The August 2024 meeting took place against a backdrop of robust domestic economic activity — with GDP growth for FY25 projected at 7.2 per cent — contrasted with global uncertainty stemming from divergent monetary policy paths among major central banks and ongoing geopolitical tensions affecting commodity prices and supply chains.
Key Provisions
The MPC resolution and the Governor's developmental and regulatory policy statement included the following:
Repo rate unchanged: The policy repo rate remains at 6.50 per cent. The standing deposit facility rate stays at 6.25 per cent and the marginal standing facility rate at 6.75 per cent.
Growth and inflation projections: Real GDP growth for FY25 is projected at 7.2 per cent, with quarterly estimates of 7.1 per cent (Q2), 7.3 per cent (Q3), and 7.2 per cent (Q4). CPI inflation is projected at 4.5 per cent for FY25.
Digital lending app repository: The RBI announced a public repository of digital lending applications. All regulated entities and their lending service providers will be required to report the details of their digital lending apps to the repository. This measure is aimed at enabling consumers to verify the legitimacy of lending apps and curb the proliferation of unauthorised digital loan platforms.

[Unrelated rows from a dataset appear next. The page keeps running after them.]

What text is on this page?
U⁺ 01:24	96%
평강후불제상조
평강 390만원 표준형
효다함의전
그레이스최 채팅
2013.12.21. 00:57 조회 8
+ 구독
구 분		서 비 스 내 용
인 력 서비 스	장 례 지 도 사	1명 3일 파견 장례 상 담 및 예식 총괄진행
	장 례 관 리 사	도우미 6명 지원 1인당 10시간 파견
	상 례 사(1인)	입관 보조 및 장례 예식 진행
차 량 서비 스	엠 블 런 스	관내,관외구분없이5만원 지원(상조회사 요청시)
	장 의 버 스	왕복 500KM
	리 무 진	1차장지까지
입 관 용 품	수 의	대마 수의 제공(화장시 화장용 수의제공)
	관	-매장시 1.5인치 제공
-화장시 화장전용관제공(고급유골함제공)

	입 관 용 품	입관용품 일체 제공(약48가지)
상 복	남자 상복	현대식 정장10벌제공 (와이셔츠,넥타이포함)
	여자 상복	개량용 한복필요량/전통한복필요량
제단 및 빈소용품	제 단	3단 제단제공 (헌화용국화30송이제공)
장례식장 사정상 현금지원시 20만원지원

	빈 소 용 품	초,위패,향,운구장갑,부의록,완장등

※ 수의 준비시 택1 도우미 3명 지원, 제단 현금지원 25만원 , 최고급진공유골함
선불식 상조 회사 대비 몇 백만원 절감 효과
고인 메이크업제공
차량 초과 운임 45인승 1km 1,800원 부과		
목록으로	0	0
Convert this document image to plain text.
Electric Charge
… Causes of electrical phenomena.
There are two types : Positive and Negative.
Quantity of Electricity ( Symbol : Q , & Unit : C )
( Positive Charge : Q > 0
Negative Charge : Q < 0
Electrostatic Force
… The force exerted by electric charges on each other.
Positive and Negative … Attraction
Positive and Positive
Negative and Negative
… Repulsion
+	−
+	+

UPI delegated payments: The RBI proposed a "Delegated Payments" feature for UPI, allowing a primary account holder to authorise a secondary user to make UPI transactions from the primary account up to a specified limit. This is designed to enhance financial inclusion by enabling family members without bank accounts to participate in digital payments.
Key Facts Statement (KFS) compliance: The deadline for full compliance with the Key Facts Statement framework for retail and MSME loans — requiring lenders to disclose all loan terms in a standardised format — was extended to October 1, 2024.
Implications for Practitioners
The continued rate pause signals that monetary easing is not imminent, and borrowers and financial institutions should plan for the current rate environment to persist into late 2024 or early 2025. Banking and finance practitioners advising on loan structuring should factor in a sustained higher-rate environment when advising clients.
The digital lending app repository is a significant consumer protection measure. Fintech companies operating digital lending platforms must ensure their apps are registered in the repository. Non-compliance could attract regulatory action and reputational consequences. Legal teams at fintech firms and their lending service providers should review existing app registrations and prepare for the compliance framework.
The extended KFS deadline to October 1, 2024 provides additional time for lenders to operationalise standardised disclosures, but practitioners should note that this is a final extension and non-compliance beyond this date may invite supervisory action.